The film follows Llewyn Davis as he has to endure a harsh winter on the streets of New York City as he tries to reignite his singing career following the death of his partner. However when he finds out his friends girlfriend Jean (Carey Mulligan) is pregnant and it could be his he is sent into a tailspin as he tries to become accountable to people other than himself sending him on a trip across country in search of fame, fortune and the opportunity to grow up.
Although the Coen’s have crafted stories around unlikable characters before Llewyn is a whole new barrel of fish, a character with no discernible baggage, no tragic story, no unfortunate upbringing, he’s just caustic because of his own self involvement. He may be a great musician and occasionally have the right thought about the trash people produce as music but it doesn’t save him and Oscar Isaac plays into it perfectly. He understands the man and his many many flaws but he also gets how free he is.

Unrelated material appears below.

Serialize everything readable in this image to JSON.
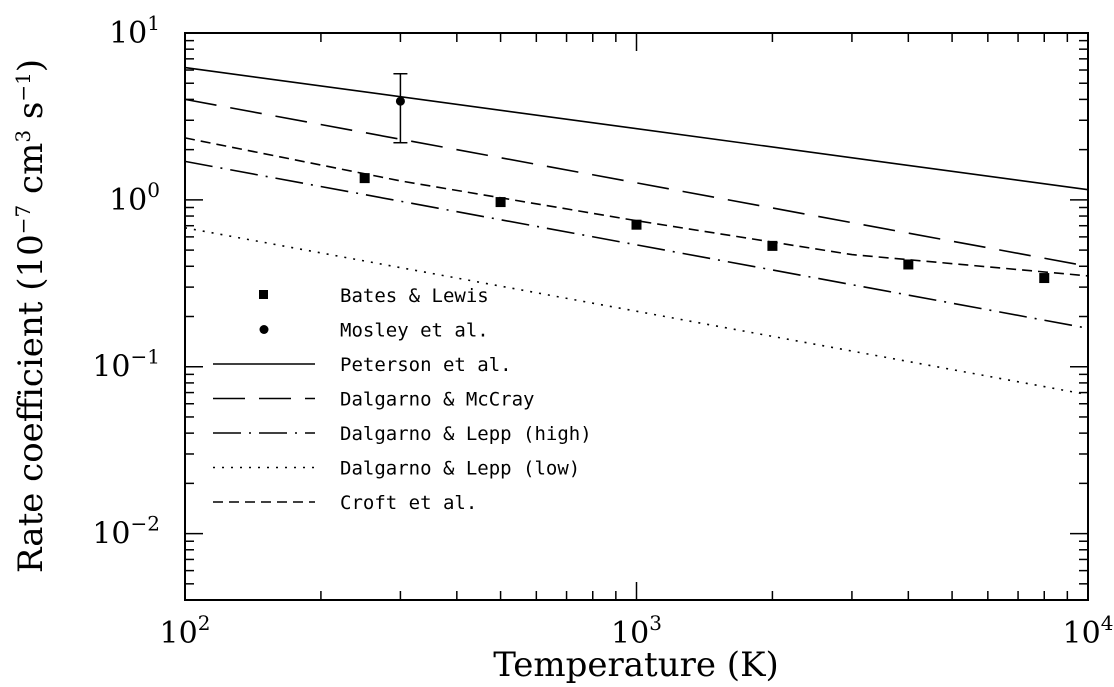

The charm in the film is that everyone in it is free, free to do what they want with who they want and free to express themselves however they see fit. Not only does Llewyn use his love of music as a way to get away with saying just about anything but so does Roland (John Goodman), a jazz musician he meets on his travels. They see it as a release of sorts and while they galavant and do things we would deem inappropriate, Jean hides behind her music, uses it as a way to progress her ideal of the perfect life. Her music has trapped her in her many lies with Mulligan bringing Jean’s self righteous indignation to the surface in a fun and oftentimes hilarious fashion.
In the end you may feel cheated by the film but trying to figure out if Llewyn learnt anything and grew from the experience is part of the fun of not knowing and its always fun for a film to throw the audience for a loop, even in its final moments and nobody does it better than the Coen’s. The film may follow a mess but at least he’s an entertaining mess.